Memorandum: Defendant appeals from a judgment convicting him, upon a jury verdict, of attempted criminal possession of a controlled substance in the first degree (Penal Law §§ 110.00, 220.21 [1]) and attempted criminal possession of a controlled substance in the third degree (§§ 110.00, 220.16 [1]). Viewing the evidence in light of the elements of the crimes as charged to the jury (see People v Danielson, 9 NY3d 342, 349 [2007]), we conclude that the verdict is not against the weight of the evidence (see generally People v Bleakley, 69 NY2d 490, 495 [1987]). Under the circumstances of this case, however, we agree with defendant that defense counsel was ineffective, and we therefore reverse the judgment and grant defendant a new trial.

"Every defendant is constitutionally entitled to effective assistance of counsel, meaning under our state standards that 'so long as the evidence, the law, and the circumstances of a particular case, viewed in totality and as of the time of the representation, reveal that the attorney provided meaningful representation, the constitutional requirement will have been met' " (People v Wright, 25 NY3d 769, 779 [2015], quoting People v Baldi, 54 NY2d 137, 147 [1981]). "The task of a reviewing court is to '[c]onsider[ ] the seriousness of the [alleged] errors in their totality' " (id.). Under the New York standard, it is defendant's burden " 'to demonstrate the absence of strategic or other legitimate explanations' for counsel's alleged shortcomings" (People v Benevento, 91 NY2d 708, 712 [1998], quoting People v Rivera, 71 NY2d 705, 709 [1988]; see People v Baker, 14 NY3d 266, 270-271 [2010]). However, it is well established "that the right to effective representation includes the right to assistance by an attorney who has taken the time to review and prepare both the law and the facts relevant to the defense" (People v Droz, 39 NY2d 457, 462 [1976]). "Essential to any representation, and to the attorney's consideration of the best course of action on behalf of the client, is the attorney's investigation of the law, the facts, and the issues that are relevant to the case" (People v Oliveras, 21 NY3d 339, 346 [2013]). Indeed, "[a]n attorney's strategy is shaped in significant part by the results of the investigation stage of the representation" (id.).

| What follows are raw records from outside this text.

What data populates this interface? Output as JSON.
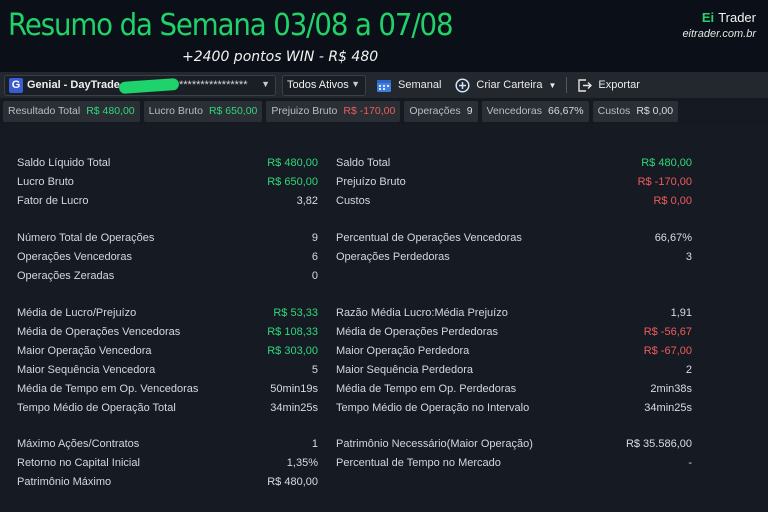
{
  "banner": {
    "title": "Resumo da Semana 03/08 a 07/08",
    "subtitle": "+2400 pontos WIN - R$ 480",
    "brand_ei": "Ei",
    "brand_name": "Trader",
    "brand_url": "eitrader.com.br"
  },
  "toolbar": {
    "account_icon": "G",
    "account_label": "Genial - DayTrade",
    "account_masked": "****************",
    "assets_label": "Todos Ativos",
    "weekly_label": "Semanal",
    "create_label": "Criar Carteira",
    "export_label": "Exportar"
  },
  "chips": [
    {
      "label": "Resultado Total",
      "value": "R$ 480,00",
      "tone": "green"
    },
    {
      "label": "Lucro Bruto",
      "value": "R$ 650,00",
      "tone": "green"
    },
    {
      "label": "Prejuizo Bruto",
      "value": "R$ -170,00",
      "tone": "red"
    },
    {
      "label": "Operações",
      "value": "9",
      "tone": "white"
    },
    {
      "label": "Vencedoras",
      "value": "66,67%",
      "tone": "white"
    },
    {
      "label": "Custos",
      "value": "R$ 0,00",
      "tone": "white"
    }
  ],
  "left": [
    {
      "label": "Saldo Líquido Total",
      "value": "R$ 480,00",
      "tone": "green"
    },
    {
      "label": "Lucro Bruto",
      "value": "R$ 650,00",
      "tone": "green"
    },
    {
      "label": "Fator de Lucro",
      "value": "3,82",
      "tone": "white"
    },
    {
      "label": "Número Total de Operações",
      "value": "9",
      "tone": "white"
    },
    {
      "label": "Operações Vencedoras",
      "value": "6",
      "tone": "white"
    },
    {
      "label": "Operações Zeradas",
      "value": "0",
      "tone": "white"
    },
    {
      "label": "Média de Lucro/Prejuízo",
      "value": "R$ 53,33",
      "tone": "green"
    },
    {
      "label": "Média de Operações Vencedoras",
      "value": "R$ 108,33",
      "tone": "green"
    },
    {
      "label": "Maior Operação Vencedora",
      "value": "R$ 303,00",
      "tone": "green"
    },
    {
      "label": "Maior Sequência Vencedora",
      "value": "5",
      "tone": "white"
    },
    {
      "label": "Média de Tempo em Op. Vencedoras",
      "value": "50min19s",
      "tone": "white"
    },
    {
      "label": "Tempo Médio de Operação Total",
      "value": "34min25s",
      "tone": "white"
    },
    {
      "label": "Máximo Ações/Contratos",
      "value": "1",
      "tone": "white"
    },
    {
      "label": "Retorno no Capital Inicial",
      "value": "1,35%",
      "tone": "white"
    },
    {
      "label": "Patrimônio Máximo",
      "value": "R$ 480,00",
      "tone": "white"
    }
  ],
  "right": [
    {
      "label": "Saldo Total",
      "value": "R$ 480,00",
      "tone": "green"
    },
    {
      "label": "Prejuízo Bruto",
      "value": "R$ -170,00",
      "tone": "red"
    },
    {
      "label": "Custos",
      "value": "R$ 0,00",
      "tone": "red"
    },
    {
      "label": "Percentual de Operações Vencedoras",
      "value": "66,67%",
      "tone": "white"
    },
    {
      "label": "Operações Perdedoras",
      "value": "3",
      "tone": "white"
    },
    {
      "label": "Razão Média Lucro:Média Prejuízo",
      "value": "1,91",
      "tone": "white"
    },
    {
      "label": "Média de Operações Perdedoras",
      "value": "R$ -56,67",
      "tone": "red"
    },
    {
      "label": "Maior Operação Perdedora",
      "value": "R$ -67,00",
      "tone": "red"
    },
    {
      "label": "Maior Sequência Perdedora",
      "value": "2",
      "tone": "white"
    },
    {
      "label": "Média de Tempo em Op. Perdedoras",
      "value": "2min38s",
      "tone": "white"
    },
    {
      "label": "Tempo Médio de Operação no Intervalo",
      "value": "34min25s",
      "tone": "white"
    },
    {
      "label": "Patrimônio Necessário(Maior Operação)",
      "value": "R$ 35.586,00",
      "tone": "white"
    },
    {
      "label": "Percentual de Tempo no Mercado",
      "value": "-",
      "tone": "white"
    }
  ],
  "colors": {
    "green": "#2fd77a",
    "red": "#ef5b5b",
    "banner_green": "#1fd36a"
  }
}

Here, the record reveals that on several occasions as the case neared trial, including during the Mapp and Molineux hearings, and subsequently at the trial defense counsel was unfamiliar with and had not reviewed relevant and critical discovery obtained from defendant's cell phones following the execution of a search warrant. For example, defense counsel initially [*2]failed to object to the admission of a flash drive containing the entire contents of defendant's cell phones, but, when the People later isolated a portion of the cell phone contents as a separate exhibit for the jury, defense counsel objected—although the contents had already been admitted—and acknowledged that he had not had a chance to review "the exact exhibit." Defense counsel also failed to object to the portion of those contents containing voice notes, which constituted improper hearsay (see People v Deleon, 262 AD2d 421, 421-422 [2d Dept 1999], lv denied 93 NY2d 1017 [1999]). Additionally, defense counsel's failure to review the contents of defendant's cell phones had the result that he could not appreciate how important certain text messages and other communications were to the People's case. Defense counsel belatedly sought to admit certain physical evidence of financial transactions that had not previously been disclosed during discovery to counter the communications presented by the People. County Court, however, precluded that physical evidence. Furthermore, defense counsel never sought a limiting instruction on the Molineux evidence that the People were permitted to introduce (see generally People v Williams, 231 AD2d 868, 868 [4th Dept 1996], lv denied 89 NY2d 868 [1996]; People v Forbes, 203 AD2d 609, 610-611 [3d Dept 1994]). We conclude that "[t]here is simply no legitimate explanation for" defense counsel's failure to properly investigate the law, facts, and issues relevant to the case and that "[t]his failure seriously compromised defendant's right to a fair trial" (Oliveras, 21 NY3d at 348).

In light of our determination, we do not address defendant's remaining contentions.